Madhurakavi Alvar studied the Vedas and was well-versed in both Tamil and Sanskrit, composing hymns in praise of Vishnu. He later renounced worldly life to seek spiritual liberation (moksha), embarking on a pilgrimage to northern Indian pilgrimage centers including Ayodhya and Mathura.

=== Meeting Nammalvar ===

According to tradition, while Madhurakavi Alvar was in Ayodhya on a pilgrimage visiting temples dedicated to Rama, Sita, Lakshmana, and Hanuman, he observed a glowing light in the southern sky. Uncertain of its origin, he observed the light moving southward and decided to follow it. The light guided him to Alwarthirunagari, where it vanished. Madhurakavi Alvar had previously heard of a sixteen-year-old youth (Nammalvar) in the town who had remained motionless and silent beneath a tamarind tree since birth. He went to the tree where Nammalvar sat in meditation and dropped a stone to test his awareness. Receiving no reaction, Madhurakavi Alvar posed a philosophical riddle:செத்ததன் வயிற்றில் சிறியது பிறந்தால் எத்தைத்தின்று எங்கே கிடக்கும்? (If a tiny entity is born in the womb of the dead, what will it eat and where will it rest?)Nammalvar broke his lifelong silence and replied:அத்தைத் தின்று அங்கே கிடக்கும் (It will eat that and stay there!)The exchange implied that if the soul identifies with the material body, it remains bound to it, but if it focuses on the divine, it abides in Vaikuntha.

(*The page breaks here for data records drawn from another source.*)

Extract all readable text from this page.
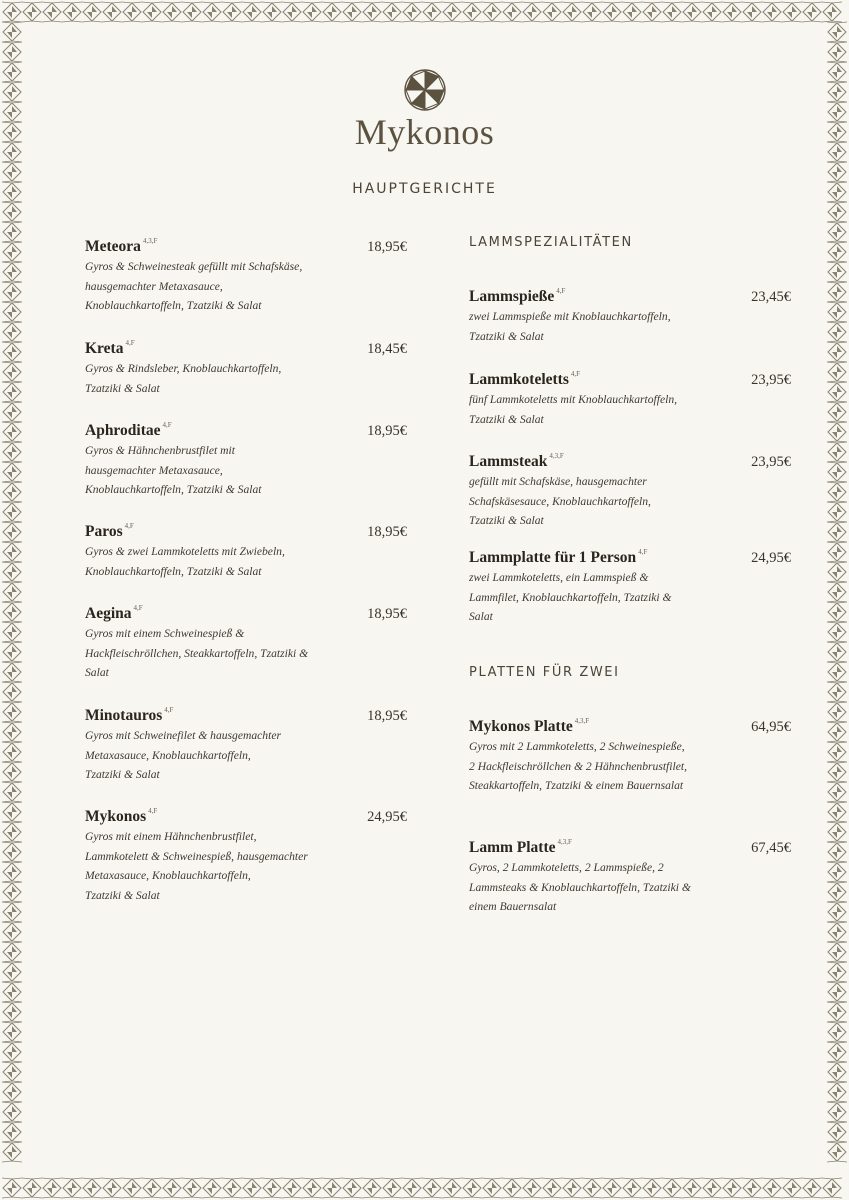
Mykonos
HAUPTGERICHTE
Meteora $^{4,3,F}$	18,95€
Gyros & Schweinesteak gefüllt mit Schafskäse,
hausgemachter Metaxasauce,
Knoblauchkartoffeln, Tzatziki & Salat
Kreta $^{4,F}$	18,45€
Gyros & Rindsleber, Knoblauchkartoffeln,
Tzatziki & Salat
Aphroditae $^{4,F}$	18,95€
Gyros & Hähnchenbrustfilet mit
hausgemachter Metaxasauce,
Knoblauchkartoffeln, Tzatziki & Salat
Paros $^{4,F}$	18,95€
Gyros & zwei Lammkoteletts mit Zwiebeln,
Knoblauchkartoffeln, Tzatziki & Salat
Aegina $^{4,F}$	18,95€
Gyros mit einem Schweinespieß &
Hackfleischröllchen, Steakkartoffeln, Tzatziki &
Salat
Minotauros $^{4,F}$	18,95€
Gyros mit Schweinefilet & hausgemachter
Metaxasauce, Knoblauchkartoffeln,
Tzatziki & Salat
Mykonos $^{4,F}$	24,95€
Gyros mit einem Hähnchenbrustfilet,
Lammkotelett & Schweinespieß, hausgemachter
Metaxasauce, Knoblauchkartoffeln,
Tzatziki & Salat
LAMMSPEZIALITÄTEN
Lammspieße $^{4,F}$	23,45€
zwei Lammspieße mit Knoblauchkartoffeln,
Tzatziki & Salat
Lammkoteletts $^{4,F}$	23,95€
fünf Lammkoteletts mit Knoblauchkartoffeln,
Tzatziki & Salat
Lammsteak $^{4,3,F}$	23,95€
gefüllt mit Schafskäse, hausgemachter
Schafskäsesauce, Knoblauchkartoffeln,
Tzatziki & Salat
Lammplatte für 1 Person $^{4,F}$	24,95€
zwei Lammkoteletts, ein Lammspieß &
Lammfilet, Knoblauchkartoffeln, Tzatziki &
Salat
PLATTEN FÜR ZWEI
Mykonos Platte $^{4,3,F}$	64,95€
Gyros mit 2 Lammkoteletts, 2 Schweinespieße,
2 Hackfleischröllchen & 2 Hähnchenbrustfilet,
Steakkartoffeln, Tzatziki & einem Bauernsalat
Lamm Platte $^{4,3,F}$	67,45€
Gyros, 2 Lammkoteletts, 2 Lammspieße, 2
Lammsteaks & Knoblauchkartoffeln, Tzatziki &
einem Bauernsalat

=== Story of the idols ===
When Nammalvar was about to depart (leave this mortal world) for Vaikuntha, Madhurakavi Alvar asked him how he should proceed. Nammalvar instructed him to boil the waters from the Thamirabarani River, stating that an image would form during the process; Madhurakavi Alvar followed his instructions. Upon boiling the water, an image of Ramanuja emerged, surprising Madhurakavi Alvar, as it did not resemble Nammalvar. When Madhurakavi Alwar brought the image to Nammalvar, the sage explained that it represented Bhavishyadhacharya (future guru), who would be born 4,000 years later. He instructed Madhurakavi Alvar to repeat the process, whereupon Madhurakavi Alvar obtained the image of Nammalvar himself.

==Works==
The eleven hymns composed by Madhurakavi Alvar are titled as Kanninun Cirutampu, each consisting of four lines in praise of his teacher, Nammalvar. These hymns are compiled in Naalayira Divya Prabandham alongside the works of the eleven other Alvars. Madhurakavi Alvar set Nammalvar's compositions to music and helped propagate his works across the region. The hymn opens with the line "The name of the great one, my acharya of Kurukoor, brings nectar to my tongue and is far sweeter than the name of the Lord". According to tradition, Madhurakavi Alvar recorded and compiled all the hymns of Nammalvar's Tiruvaymoli as the sage recited them.